69

El beso

—¡Ya estamos, muchachos! ¡La hora del desayuno!

Robin Oakes bufó con desinterés cuando Anna McClay apareció con un caldero de sopa y varios cuencos en el porche delantero. Él y los otros tres chicos que le acompañaban se habían pasado la noche durmiendo junto al fuego encendido en la calle, junto con otras seis o siete personas que vigilaban la barraca de Glory. Era otra mañana oscura y fría, y el viento agitaba unos pequeños copos de nieve.

—¡Bueno, venid! —les gritó Anna—. ¿Queréis desayunar o no?

Robin se incorporó, con los músculos rígidos, y pasó junto al caballo, atado al poste que sostenía el porche. Sobre el lomo y los flancos de Mulo se habían extendido dos mantas, y había permanecido lo bastante cerca de la hoguera como para no correr el menor peligro de quedar congelado. Los otros chicos siguieron a Robin, y otras personas se agitaron en sus posiciones y también se acercaron para tomar algo de alimento.

Anna le sirvió la sopa en uno de los cuencos. Robin arrugó la nariz.

—¿Otra vez este brebaje? ¿No tomamos lo mismo para cenar?

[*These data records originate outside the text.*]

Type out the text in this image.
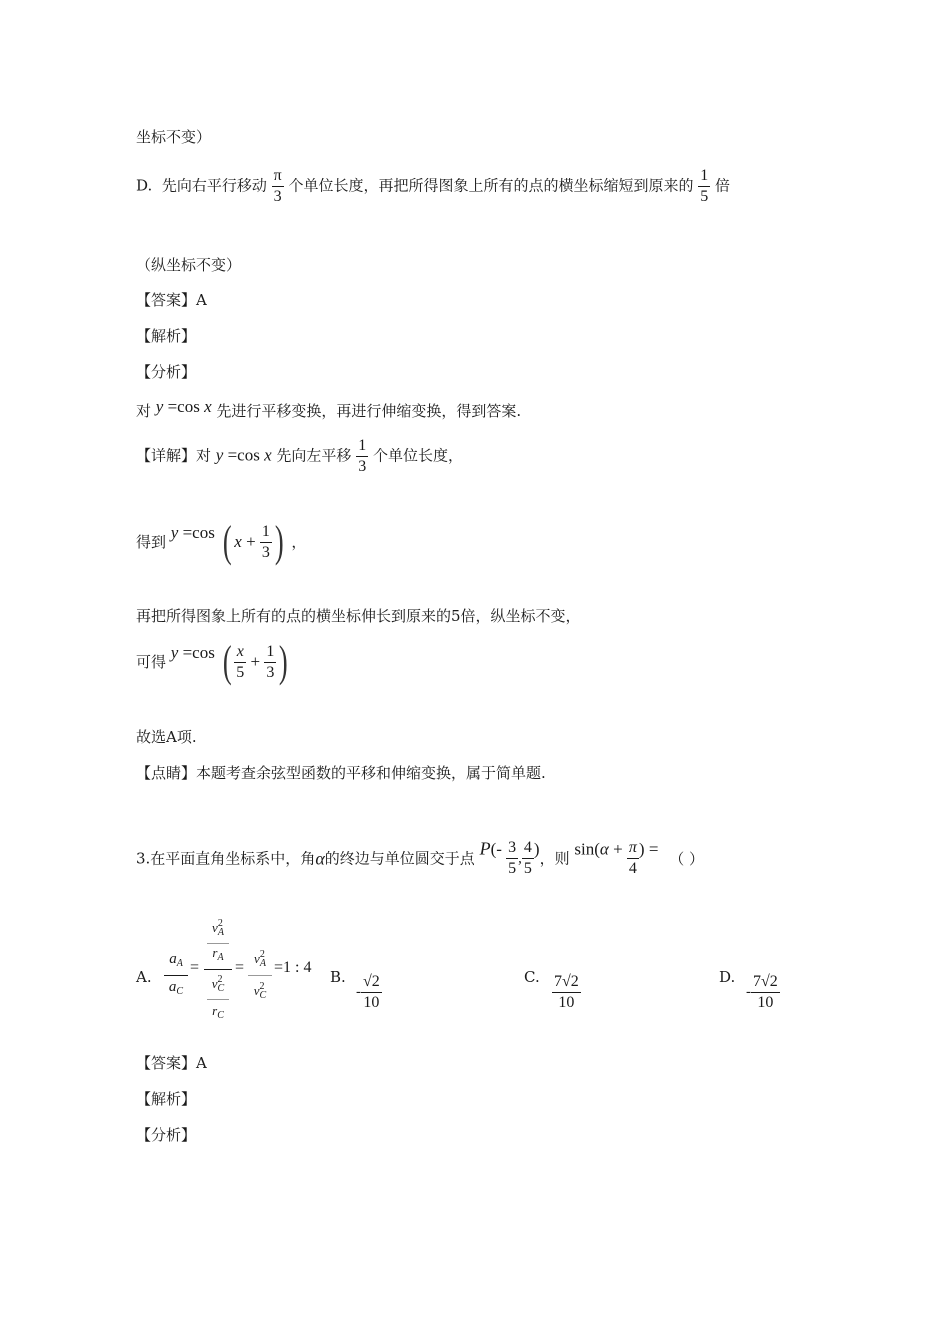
坐标不变）
D. 先向右平行移动 $\frac{\pi}{3}$ 个单位长度，再把所得图象上所有的点的横坐标缩短到原来的 $\frac{1}{5}$ 倍
（纵坐标不变）
【答案】A
【解析】
【分析】
对 y =cos x 先进行平移变换，再进行伸缩变换，得到答案.
【详解】对 y =cos x 先向左平移 $\frac{1}{3}$ 个单位长度，
得到 y =cos ( $x + \frac{1}{3}$ ) ，
再把所得图象上所有的点的横坐标伸长到原来的5倍，纵坐标不变，
可得 y =cos ( $\frac{x}{5} + \frac{1}{3}$ )
故选A项.
【点睛】本题考查余弦型函数的平移和伸缩变换，属于简单题.
3.在平面直角坐标系中，角α的终边与单位圆交于点 $P(- \frac{3}{5}$ , $\frac{4}{5}$ )，则 $\sin(\alpha + \frac{\pi}{4}$ ) = （ ）
A.
$a_A$
$a_C$
=
$v^2_A$
$r_A$
$v^2_C$
$r_C$
=
$v^2_A$
$v^2_C$
=1 : 4
B.
- $\frac{√2}{10}$	C. $\frac{7√2}{10}$	D.
- $\frac{7√2}{10}$
【答案】A
【解析】
【分析】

—Claro que sí. Y tendrás que tomarlo también para almorzar, así que será mejor que te guste.

Robin reprimió el impulso de arrojar el caldo al suelo. Sabía que estaba hecho a base de raíces hervidas, con unos pocos restos de buena y vieja carne de rata. Ahora, hasta la comida de la antigua cafetería del orfanato le habría parecido como un maná caído del cielo, y habría sido capaz de caminar hasta la China si hubiera sabido que allí había abierta una hamburguesería. Se apartó de la hilera que se había formado para que la persona que le seguía pudiera recibir su ración. Luego se llevó el cuenco a la boca y bebió. Había pasado una noche muy mala, inquieta y sin descanso, y finalmente había podido conciliar el sueño durante unas pocas horas, a pesar de un viejo sentado junto a la hoguera que no había dejado de tocar la flauta. Robin le habría arrojado una bota para que guardara silencio, pero algunos de los otros parecían disfrutar con aquella música estúpida, y él había visto el rostro del viejo brillando a la luz de la hoguera, mientras emitía notas al aire. Robin recordaba el sonido del metal de las cuerdas de una guitarra, o del retumbar de las baterías, como si el mundo estuviera a punto de estallar. Aquella solía ser la clase de música que le gustaba, pero se le ocurrió pensar que el mundo había estallado finalmente. Quizá hubiera llegado el momento de tener un poco de paz, pensó. Paz en la acción, las palabras y la música.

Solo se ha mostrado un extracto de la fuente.